Warrington bomb reaction 'emboldened' IRA, reveals newly-released State Papers

Warrington bomb reaction 'emboldened' IRA, reveals newly-released State Papers

THE IRA were "emboldened" by the "intense public reaction" to the 1993 Warrington bomb attack that claimed the lives of two children, according to newly-released State Papers.

Two bombs exploded in the north-west town on March 20, 1993, claiming the lives of three-year-old Johnathan Ball and Tim Parry, 12, who died five days later.

The attack sparked widespread condemnation in Britain, Ireland and across the world.

However, according to the newly-released papers, the reaction spurred on the IRA, who were in the midst of a bombing campaign in Britain.

One document stated: "While the Warrington bomb led to enormous criticism of the Provisional IRA in Ireland and internationally, the IRA have been, if anything. emboldened by the reaction in Britain to their bombing campaign there."

Economic impact

The attacks were part of the IRA's bombing campaign in Britain in the 1990s, which was designed to cause economic instability in Britain in the hope of achieving a united Ireland.

The same document reveals the IRA claimed their 1993 bombings — which included the Bishopsgate bomb in London in April — caused £1.2billion worth of damage.

However, in a letter from Joe Hayes to Seán Ó hUiginn, Assistant Secretary of the Anglo-Irish Division at the Department of Foreign Affairs, it was speculated that the financial impact would not be a problem.

Indeed, the bombings would only lead to calls for an "enhanced security response" from right-wing Tories.

"The bombings will undoubtedly surface during the coming week, probably at Prime Minister's questions and the Tory right-wing will press their predictable demands for an enhanced security response," he wrote.

"This time round, however, the usual voices may be stiffened by the addition of some London-based MPs and, behind the scenes, by powerful voices who represent the interests of various financial institutions in the City of London.

"In the case of London, much is made of the city’s ability to absorb the danger and inconvenience of terrorist threat."

Bulger killing exacerbated public reaction

In a confidential memo to Ó hUiginn, Irish Ambassador to Britain Joseph Small said the age of the Warrington victims accounted for much of the outrage, coming as it did just weeks after another tragedy in north-west England.

Tensions were already high following the murder of James Bulger on February 12, 1993.

"In terms of fatalities and numbers injured, Warrington does not figure highly on the IRAs list of atrocities in Britain," wrote Small.

"Inevitably, however, the killing of the two children touched a sensitive nerve and sparked off an intense public reaction."

James Bulger was murdered three weeks before the Warrington bombing (Image: BWP Media via Getty Images)

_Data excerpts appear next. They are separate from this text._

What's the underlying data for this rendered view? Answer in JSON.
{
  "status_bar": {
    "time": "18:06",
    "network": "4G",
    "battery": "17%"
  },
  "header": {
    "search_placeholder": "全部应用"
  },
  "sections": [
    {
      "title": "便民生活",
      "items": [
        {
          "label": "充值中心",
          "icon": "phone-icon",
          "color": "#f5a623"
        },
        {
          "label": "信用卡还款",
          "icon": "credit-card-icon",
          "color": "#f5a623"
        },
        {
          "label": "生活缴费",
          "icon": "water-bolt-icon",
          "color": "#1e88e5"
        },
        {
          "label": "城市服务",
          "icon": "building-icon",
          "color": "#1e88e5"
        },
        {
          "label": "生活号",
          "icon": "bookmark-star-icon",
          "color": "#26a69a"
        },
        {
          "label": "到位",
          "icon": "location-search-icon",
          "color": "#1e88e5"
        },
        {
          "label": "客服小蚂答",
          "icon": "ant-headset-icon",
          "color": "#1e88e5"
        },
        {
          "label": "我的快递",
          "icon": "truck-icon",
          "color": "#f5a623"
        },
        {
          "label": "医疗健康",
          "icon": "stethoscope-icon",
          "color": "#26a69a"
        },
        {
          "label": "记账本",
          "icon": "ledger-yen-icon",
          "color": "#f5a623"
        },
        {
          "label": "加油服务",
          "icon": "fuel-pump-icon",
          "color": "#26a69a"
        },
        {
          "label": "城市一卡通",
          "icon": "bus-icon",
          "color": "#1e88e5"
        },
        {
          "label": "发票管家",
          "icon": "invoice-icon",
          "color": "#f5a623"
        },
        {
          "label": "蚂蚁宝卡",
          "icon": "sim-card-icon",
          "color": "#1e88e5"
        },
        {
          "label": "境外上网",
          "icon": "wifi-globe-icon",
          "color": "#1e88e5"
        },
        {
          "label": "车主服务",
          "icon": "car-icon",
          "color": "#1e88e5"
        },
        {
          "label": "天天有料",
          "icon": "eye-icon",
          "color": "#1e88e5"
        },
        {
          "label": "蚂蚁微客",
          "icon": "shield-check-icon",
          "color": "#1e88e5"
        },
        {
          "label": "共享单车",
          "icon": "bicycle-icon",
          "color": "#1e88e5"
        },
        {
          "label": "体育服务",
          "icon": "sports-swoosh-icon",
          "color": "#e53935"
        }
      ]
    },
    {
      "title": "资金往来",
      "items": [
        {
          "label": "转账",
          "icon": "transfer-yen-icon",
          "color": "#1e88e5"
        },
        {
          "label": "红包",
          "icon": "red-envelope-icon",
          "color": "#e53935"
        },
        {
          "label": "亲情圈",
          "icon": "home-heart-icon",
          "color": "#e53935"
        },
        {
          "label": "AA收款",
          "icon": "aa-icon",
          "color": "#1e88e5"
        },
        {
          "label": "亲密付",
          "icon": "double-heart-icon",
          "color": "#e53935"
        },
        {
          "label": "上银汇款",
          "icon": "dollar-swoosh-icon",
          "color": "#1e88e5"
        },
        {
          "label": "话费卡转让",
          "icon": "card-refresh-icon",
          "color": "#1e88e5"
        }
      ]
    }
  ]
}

He added: "Reaction to the Warrington bombing was coloured by the Bulger murder and both events became inextricably linked in the public mind, adding to the sense of insecurity and concern here about the apparent collapse of public order and morality."

Despite the outrage, Small revealed the reaction to the Irish community on the ground was relatively minor, although the Irish Embassy received threatening phone calls and the Irish club in Warrington was targeted by vandals.

"The overall reaction to the Irish community was very mild, however, and a measure of how far things have improved compared to the 1970s when the anti-Irish backlash was very severe," said Small.

He added: "Most thinking British people no longer blame their Irish neighbours for the IRA."